Muchas veces me planteé cómo podíamos mantener el corazón despierto cuando las cosas no iban bien. La emoción de percibir la presencia amorosa y protectora de Dios hasta el paso del Mar Rojo había desaparecido. Pero la vida es muy larga, y el sentimiento no siempre nos acompaña. Es, entonces, cuando corremos el riesgo de caer en la tristeza y la apatía, fruto de no recordar ni percibir las maravillas que Dios ha realizado en nosotros. También Jesús debió pasar experiencias similares cuando estuvo cuarenta días en el desierto preparando su misión. Debieron ser, para Él, días largos y áridos, sin apenas sentimiento. Pero no creo que Cristo perdiera, por ello, su ardiente deseo de cumplir la voluntad del Padre.
La vida cristiana es un camino largo, como esta peregrinación. Hace semanas, al empezar tu ruta, te advertía de que iniciabas una carrera de fondo. Tal vez empezaste con una gran motivación, ilusionado por el reto que tenías delante. Sin embargo, también es posible que el paso de los días, la rutina, los dolores y el cansancio hayan hecho desaparecer todo tu empuje inicial. Muchas veces perdemos el brío y caemos en la tibieza y el conformismo, olvidando en manos de quién estamos, la vocación a la cual hemos sido llamados o la meta a la que nos dirigimos.
Es entonces cuando aparece la desgana, y cualquier pequeño acto se nos hace una montaña. Nos convertimos en personas pusilánimes, que viven solo para cumplir, y olvidamos que hemos sido llamados a grandes proyectos. Es, también, entonces, cuando aparece la queja, que es signo de que no estamos poniendo amor en aquello que hacemos.
En Egipto éramos esclavos del faraón.
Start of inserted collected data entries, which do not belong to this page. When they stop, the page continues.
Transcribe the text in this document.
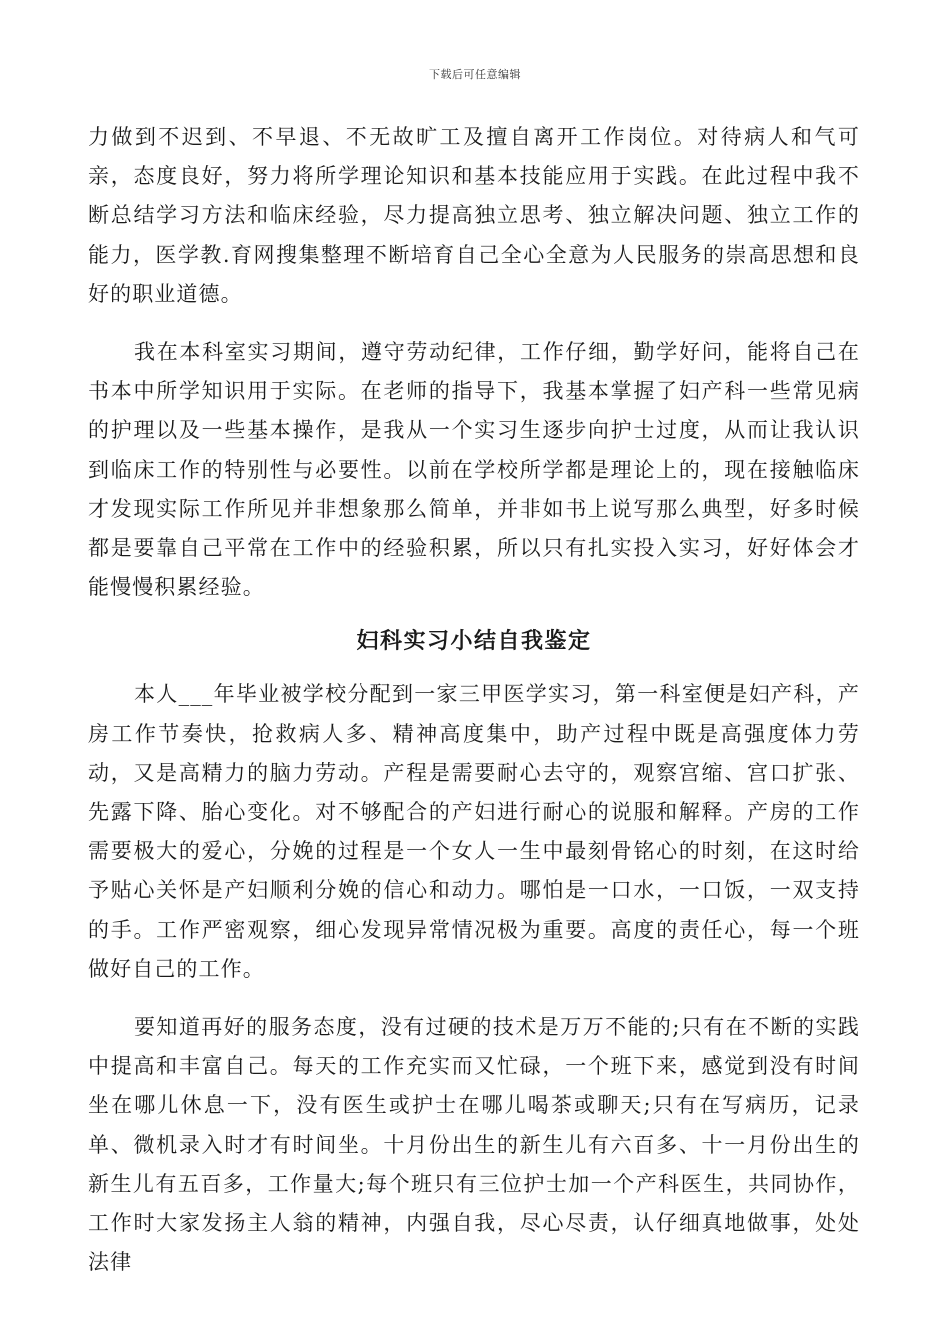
下载后可任意编辑

力做到不迟到、不早退、不无故旷工及擅自离开工作岗位。对待病人和气可亲，态度良好，努力将所学理论知识和基本技能应用于实践。在此过程中我不断总结学习方法和临床经验，尽力提高独立思考、独立解决问题、独立工作的能力，医学教.育网搜集整理不断培育自己全心全意为人民服务的崇高思想和良好的职业道德。

我在本科室实习期间，遵守劳动纪律，工作仔细，勤学好问，能将自己在书本中所学知识用于实际。在老师的指导下，我基本掌握了妇产科一些常见病的护理以及一些基本操作，是我从一个实习生逐步向护士过度，从而让我认识到临床工作的特别性与必要性。以前在学校所学都是理论上的，现在接触临床才发现实际工作所见并非想象那么简单，并非如书上说写那么典型，好多时候都是要靠自己平常在工作中的经验积累，所以只有扎实投入实习，好好体会才能慢慢积累经验。

妇科实习小结自我鉴定

本人___年毕业被学校分配到一家三甲医学实习，第一科室便是妇产科，产房工作节奏快，抢救病人多、精神高度集中，助产过程中既是高强度体力劳动，又是高精力的脑力劳动。产程是需要耐心去守的，观察宫缩、宫口扩张、先露下降、胎心变化。对不够配合的产妇进行耐心的说服和解释。产房的工作需要极大的爱心，分娩的过程是一个女人一生中最刻骨铭心的时刻，在这时给予贴心关怀是产妇顺利分娩的信心和动力。哪怕是一口水，一口饭，一双支持的手。工作严密观察，细心发现异常情况极为重要。高度的责任心，每一个班做好自己的工作。

要知道再好的服务态度，没有过硬的技术是万万不能的;只有在不断的实践中提高和丰富自己。每天的工作充实而又忙碌，一个班下来，感觉到没有时间坐在哪儿休息一下，没有医生或护士在哪儿喝茶或聊天;只有在写病历，记录单、微机录入时才有时间坐。十月份出生的新生儿有六百多、十一月份出生的新生儿有五百多，工作量大;每个班只有三位护士加一个产科医生，共同协作，工作时大家发扬主人翁的精神，内强自我，尽心尽责，认仔细真地做事，处处法律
Ahora, en el desierto, éramos esclavos de nuestra mediocridad. Sin embargo, años más tarde, comprendí que Dios nos llevó allí para ir purificando nuestro corazón. Porque Dios nos solicitaba amor, y la calidad del amor no se mide por lo que sentimos, sino por nuestra disposición a cumplir la voluntad de aquel al que amamos, incluso cuando el corazón no acompaña de un modo manifiesto. Dios, al introducirnos en el desierto, quería enseñarnos a amarle y a vivir de cara a Él cuando las circunstancias externas parecían no acompañar.
Querido peregrino, no dejes que la tibieza se apodere de ti. Jesús se hizo verdadero Dios y verdadero hombre para enseñarnos el camino de la felicidad. Él pasó treinta años de su vida oculto en Nazaret, viviendo con intensidad hasta los detalles más cotidianos de su vida diaria.
Cristo sabía que su Padre lo contemplaba en todo momento. También ahora, Dios te mira a ti. En los grandes episodios de tu vida, pero también en tus desiertos. Su mirada constante debe hacerte comprender que incluso lo más trivial de tu vida tiene importancia a ojos de Dios. ¡Que su mirada te ayude a no perder la ilusión cuando el sentimiento desaparece! Él sigue allí, acompañándote en tu travesía por el desierto, incluso cuando no percibes su presencia. Si confías en Él y perseveras en estos momentos, acabarás descubriendo que es en estas largas épocas de cotidianidad donde se van fraguando los grandes proyectos que Dios espera realizar a través de ti. ¡Convierte la prosa diaria de tu vida en una bella poesía agradable a Dios!